In the event of flap injury or flap failure, certain backup flap options may become important. Planned vein grafts may allow a short pedicle to reach the recipient vessels or bypass an area of vessel injury or disease. Ensuring potential vein graft harvest sites are appropriate for use and included in the sterile surgical field will facilitate their use during surgery, if needed. Furthermore, in the case of recurrent disease or late flap loss, backup options need to be considered for later use. Communication with the ablative team preoperatively is essential to understand the anticipated defect characteristics, optimize flap choice, and, consequentially, maximize the outcomes of the reconstruction.
OPERATIVE TECHNIQUE
Once the recipient site is available (e.g., after debridement or tumor resection), the defect is evaluated, and the final decision regarding the type of reconstruction is made. Surgical templates can be helpful in determining the exact dimensions and shape of the defect, particularly if it has a complex three-dimensional form.

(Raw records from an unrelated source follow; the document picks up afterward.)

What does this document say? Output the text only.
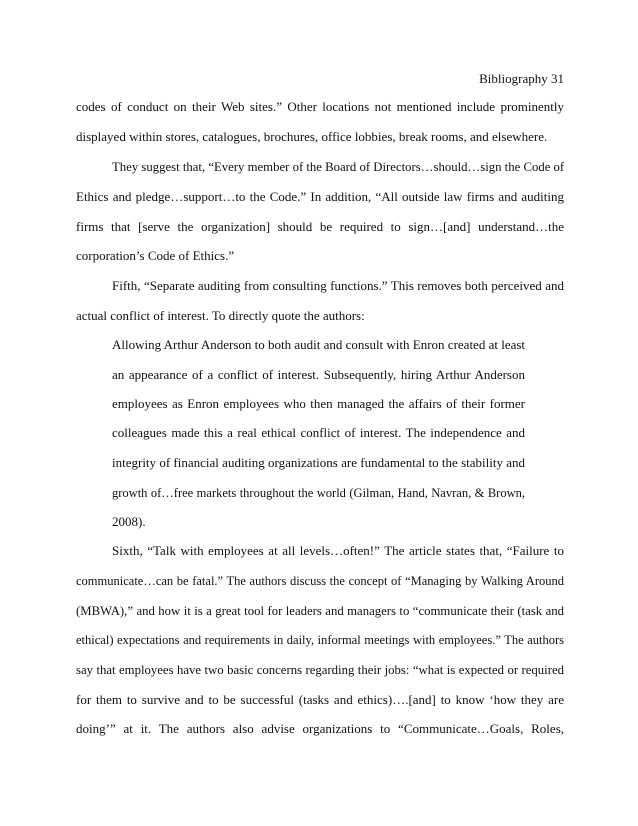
Bibliography 31
codes of conduct on their Web sites.” Other locations not mentioned include prominently
displayed within stores, catalogues, brochures, office lobbies, break rooms, and elsewhere.
They suggest that, “Every member of the Board of Directors…should…sign the Code of
Ethics and pledge…support…to the Code.” In addition, “All outside law firms and auditing
firms that [serve the organization] should be required to sign…[and] understand…the
corporation’s Code of Ethics.”
Fifth, “Separate auditing from consulting functions.” This removes both perceived and
actual conflict of interest. To directly quote the authors:
Allowing Arthur Anderson to both audit and consult with Enron created at least
an appearance of a conflict of interest. Subsequently, hiring Arthur Anderson
employees as Enron employees who then managed the affairs of their former
colleagues made this a real ethical conflict of interest. The independence and
integrity of financial auditing organizations are fundamental to the stability and
growth of…free markets throughout the world (Gilman, Hand, Navran, & Brown,
2008).
Sixth, “Talk with employees at all levels…often!” The article states that, “Failure to
communicate…can be fatal.” The authors discuss the concept of “Managing by Walking Around
(MBWA),” and how it is a great tool for leaders and managers to “communicate their (task and
ethical) expectations and requirements in daily, informal meetings with employees.” The authors
say that employees have two basic concerns regarding their jobs: “what is expected or required
for them to survive and to be successful (tasks and ethics)….[and] to know ‘how they are
doing’” at it. The authors also advise organizations to “Communicate…Goals, Roles,
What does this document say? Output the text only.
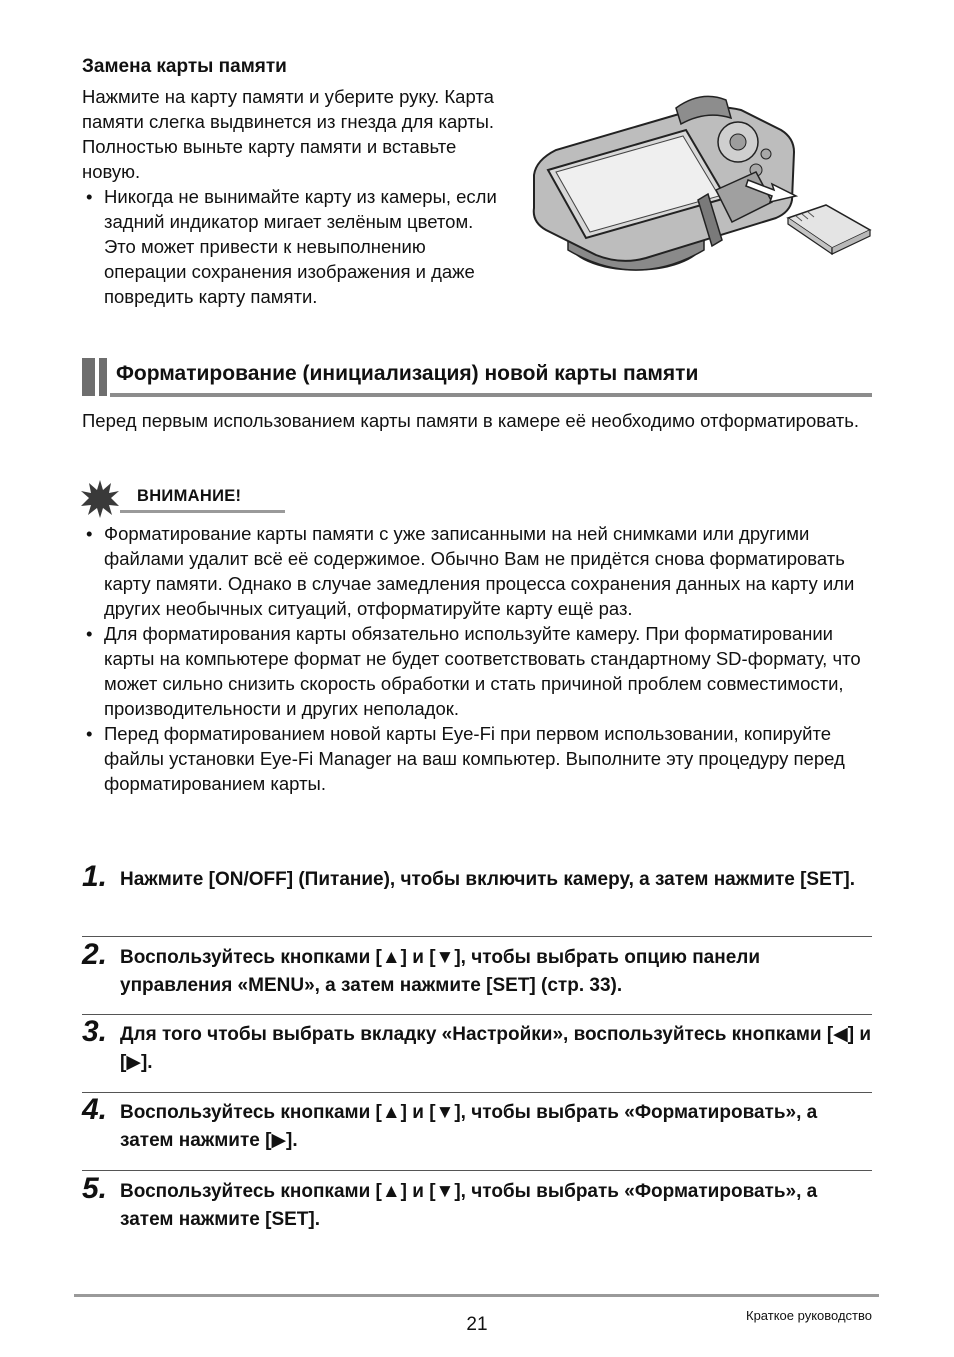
Замена карты памяти

Нажмите на карту памяти и уберите руку. Карта памяти слегка выдвинется из гнезда для карты. Полностью выньте карту памяти и вставьте новую.

• Никогда не вынимайте карту из камеры, если задний индикатор мигает зелёным цветом. Это может привести к невыполнению операции сохранения изображения и даже повредить карту памяти.

Форматирование (инициализация) новой карты памяти
Перед первым использованием карты памяти в камере её необходимо отформатировать.
ВНИМАНИЕ!
• Форматирование карты памяти с уже записанными на ней снимками или другими файлами удалит всё её содержимое. Обычно Вам не придётся снова форматировать карту памяти. Однако в случае замедления процесса сохранения данных на карту или других необычных ситуаций, отформатируйте карту ещё раз.
• Для форматирования карты обязательно используйте камеру. При форматировании карты на компьютере формат не будет соответствовать стандартному SD-формату, что может сильно снизить скорость обработки и стать причиной проблем совместимости, производительности и других неполадок.
• Перед форматированием новой карты Eye-Fi при первом использовании, копируйте файлы установки Eye-Fi Manager на ваш компьютер. Выполните эту процедуру перед форматированием карты.
1. Нажмите [ON/OFF] (Питание), чтобы включить камеру, а затем нажмите [SET].
2. Воспользуйтесь кнопками [▲] и [▼], чтобы выбрать опцию панели управления «MENU», а затем нажмите [SET] (стр. 33).
3. Для того чтобы выбрать вкладку «Настройки», воспользуйтесь кнопками [◀] и [▶].
4. Воспользуйтесь кнопками [▲] и [▼], чтобы выбрать «Форматировать», а затем нажмите [▶].
5. Воспользуйтесь кнопками [▲] и [▼], чтобы выбрать «Форматировать», а затем нажмите [SET].
21	Краткое руководство
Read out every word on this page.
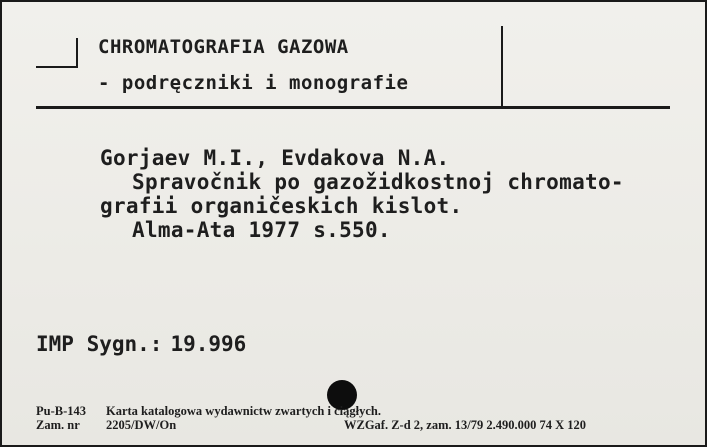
CHROMATOGRAFIA GAZOWA
- podręczniki i monografie
Gorjaev M.I., Evdakova N.A.
Spravočnik po gazožidkostnoj chromato-
grafii organičeskich kislot.
Alma-Ata 1977 s.550.
IMP Sygn.: 19.996
Pu-B-143 Karta katalogowa wydawnictw zwartych i ciągłych.
Zam. nr 2205/DW/On	WZGaf. Z-d 2, zam. 13/79 2.490.000 74 X 120
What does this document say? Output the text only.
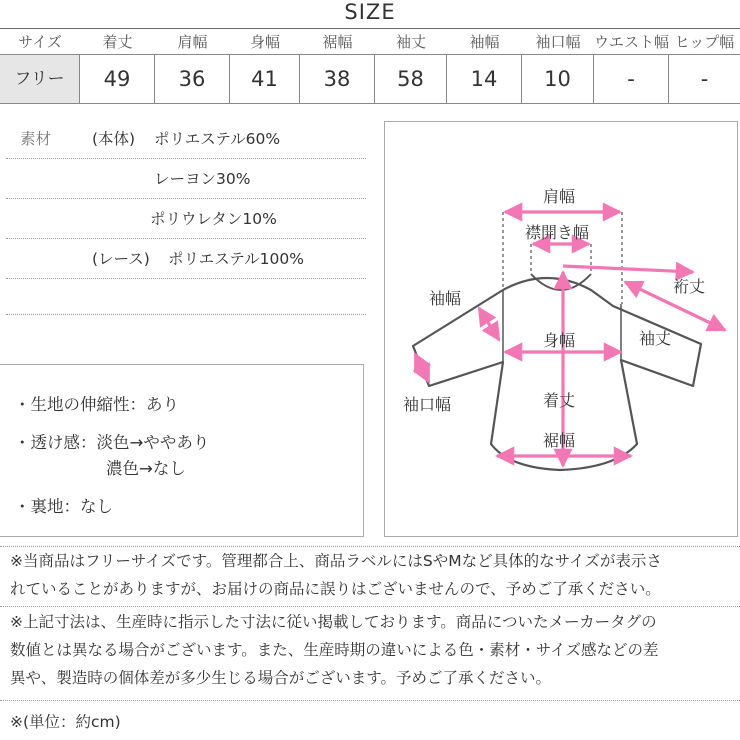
SIZE
サイズ	着丈	肩幅	身幅	裾幅	袖丈	袖幅	袖口幅 ウエスト幅 ヒップ幅
フリー	49	36	41	38	58	14	10	-	-
素材	(本体) ポリエステル60%
レーヨン30%
ポリウレタン10%
(レース) ポリエステル100%
・生地の伸縮性：あり
・透け感：淡色→ややあり
濃色→なし
・裏地：なし
肩幅
襟開き幅
裄丈
袖幅
袖丈
身幅
袖口幅	着丈
裾幅
※当商品はフリーサイズです。管理都合上、商品ラベルにはSやMなど具体的なサイズが表示さ
れていることがありますが、お届けの商品に誤りはございませんので、予めご了承ください。
※上記寸法は、生産時に指示した寸法に従い掲載しております。商品についたメーカータグの
数値とは異なる場合がございます。また、生産時期の違いによる色・素材・サイズ感などの差
異や、製造時の個体差が多少生じる場合がございます。予めご了承ください。
※(単位：約cm)
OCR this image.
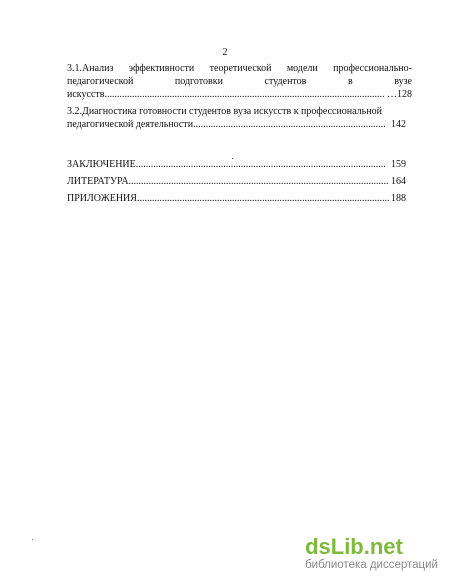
2
3.1.Анализ эффективности теоретической модели профессионально-
педагогической	подготовки	студентов	в	вузе
искусств .....	…128
3.2.Диагностика готовности студентов вуза искусств к профессиональной
педагогической деятельности .....	142
ЗАКЛЮЧЕНИЕ .....	159
ЛИТЕРАТУРА .....	164
ПРИЛОЖЕНИЯ .....	188
dsLib.net
библиотека диссертаций
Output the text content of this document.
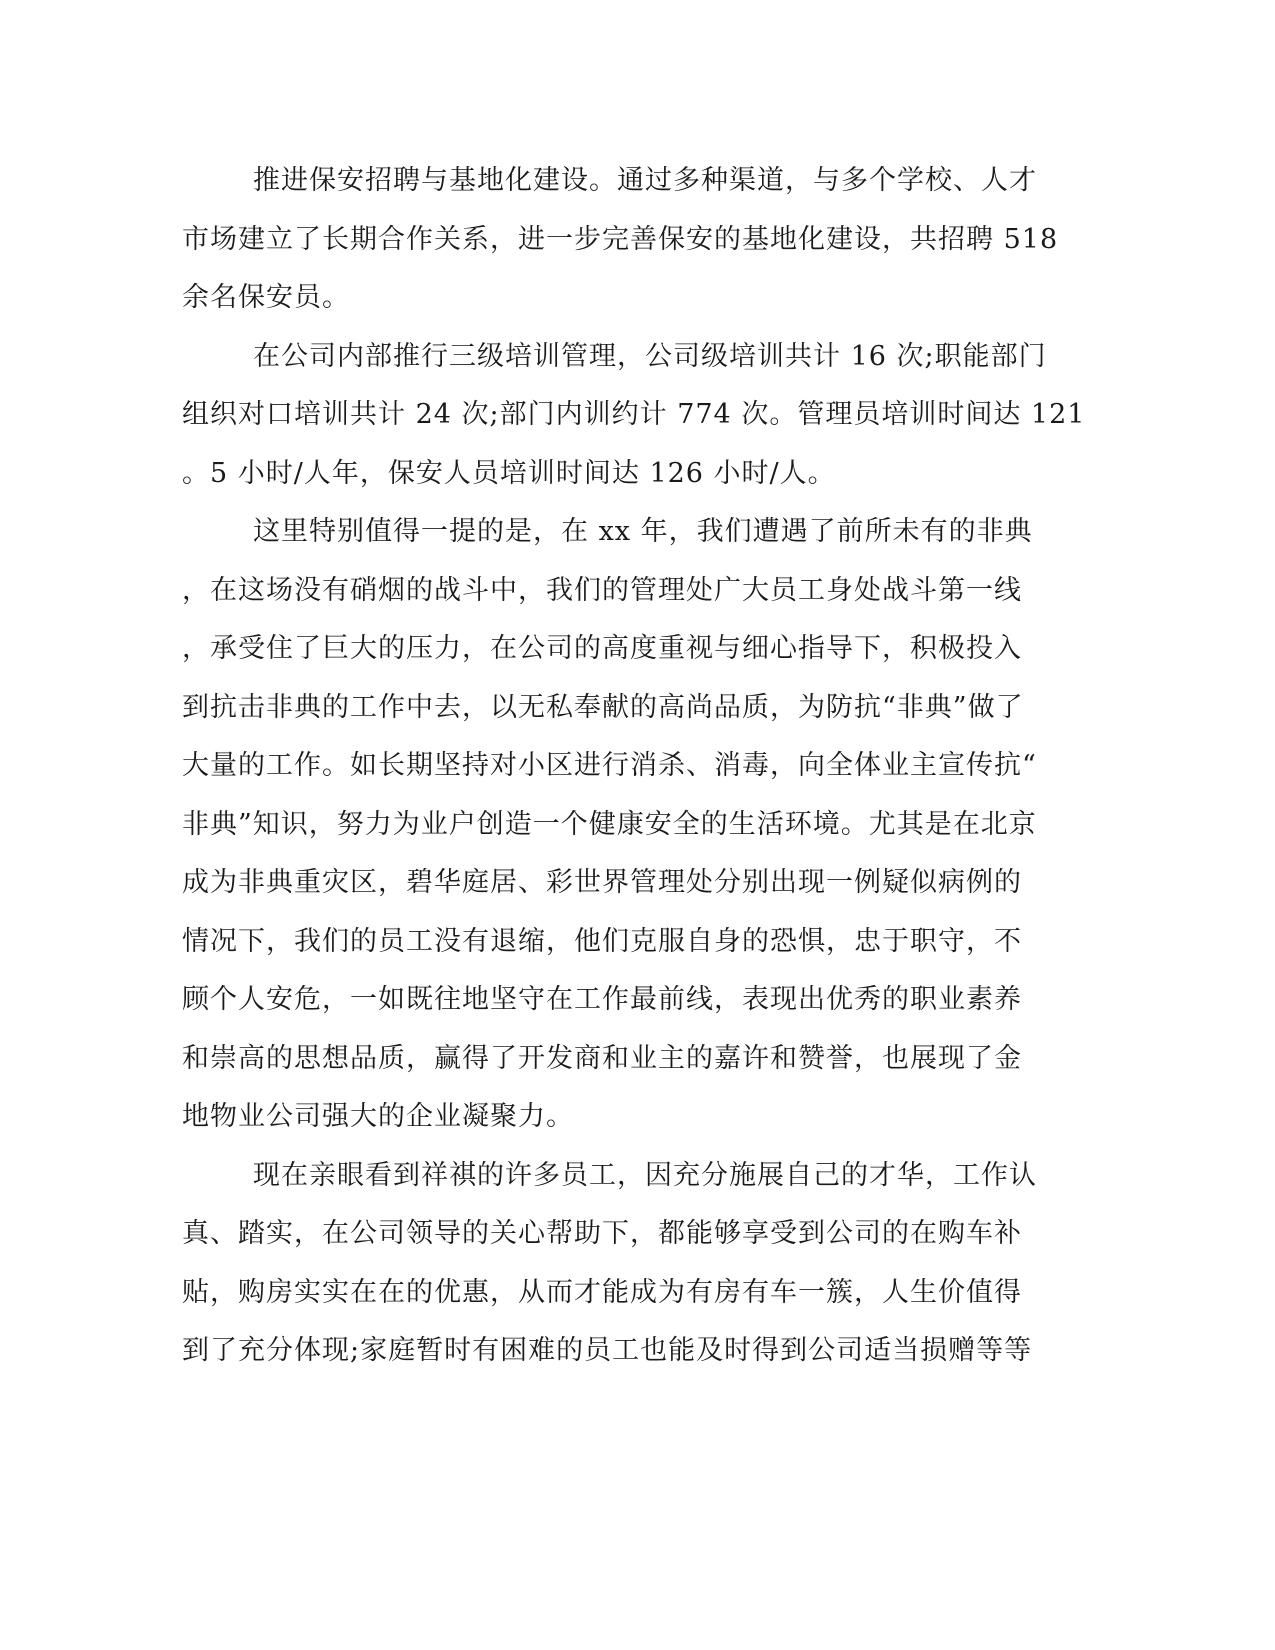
推进保安招聘与基地化建设。通过多种渠道，与多个学校、人才
市场建立了长期合作关系，进一步完善保安的基地化建设，共招聘 518
余名保安员。
在公司内部推行三级培训管理，公司级培训共计 16 次;职能部门
组织对口培训共计 24 次;部门内训约计 774 次。管理员培训时间达 121
。5 小时/人年，保安人员培训时间达 126 小时/人。
这里特别值得一提的是，在 xx 年，我们遭遇了前所未有的非典
，在这场没有硝烟的战斗中，我们的管理处广大员工身处战斗第一线
，承受住了巨大的压力，在公司的高度重视与细心指导下，积极投入
到抗击非典的工作中去，以无私奉献的高尚品质，为防抗“非典”做了
大量的工作。如长期坚持对小区进行消杀、消毒，向全体业主宣传抗“
非典”知识，努力为业户创造一个健康安全的生活环境。尤其是在北京
成为非典重灾区，碧华庭居、彩世界管理处分别出现一例疑似病例的
情况下，我们的员工没有退缩，他们克服自身的恐惧，忠于职守，不
顾个人安危，一如既往地坚守在工作最前线，表现出优秀的职业素养
和崇高的思想品质，赢得了开发商和业主的嘉许和赞誉，也展现了金
地物业公司强大的企业凝聚力。
现在亲眼看到祥祺的许多员工，因充分施展自己的才华，工作认
真、踏实，在公司领导的关心帮助下，都能够享受到公司的在购车补
贴，购房实实在在的优惠，从而才能成为有房有车一簇，人生价值得
到了充分体现;家庭暂时有困难的员工也能及时得到公司适当损赠等等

Prior to free flap harvest, the recipient vessels are evaluated. Factors to evaluate include the presence of vessels; their distance from the defect (i.e., pedicle length required); their size, patency, and flow; and their condition (including previous radiation damage, atherosclerotic change, previous trauma, and/or infection). If the initially chosen vessels are inadequate, alternative recipient vessels are sought. Vein grafts may be required to bridge the distance between the donor and recipient vessels. Free tissue transfer requires a thorough understanding of the relevant donor and recipient site anatomy, including the main arterial and venous supply, major vessel variations, important associated structures, and associated nerve supply. The flap’s vascular pedicle is dissected under magnification, with care taken to avoid injury to the flap blood supply. The required pedicle length should be apparent from operative planning and intraoperative measurement. Ideally, the donor and recipient are vessels of similar diameter. The vessels are handled minimally and with care by holding the adventitial tissue on the outermost aspect of the vessel wall. It is equally important to avoid significant traction on the vessels. Manipulation of the lumen is avoided to minimize intimal injury.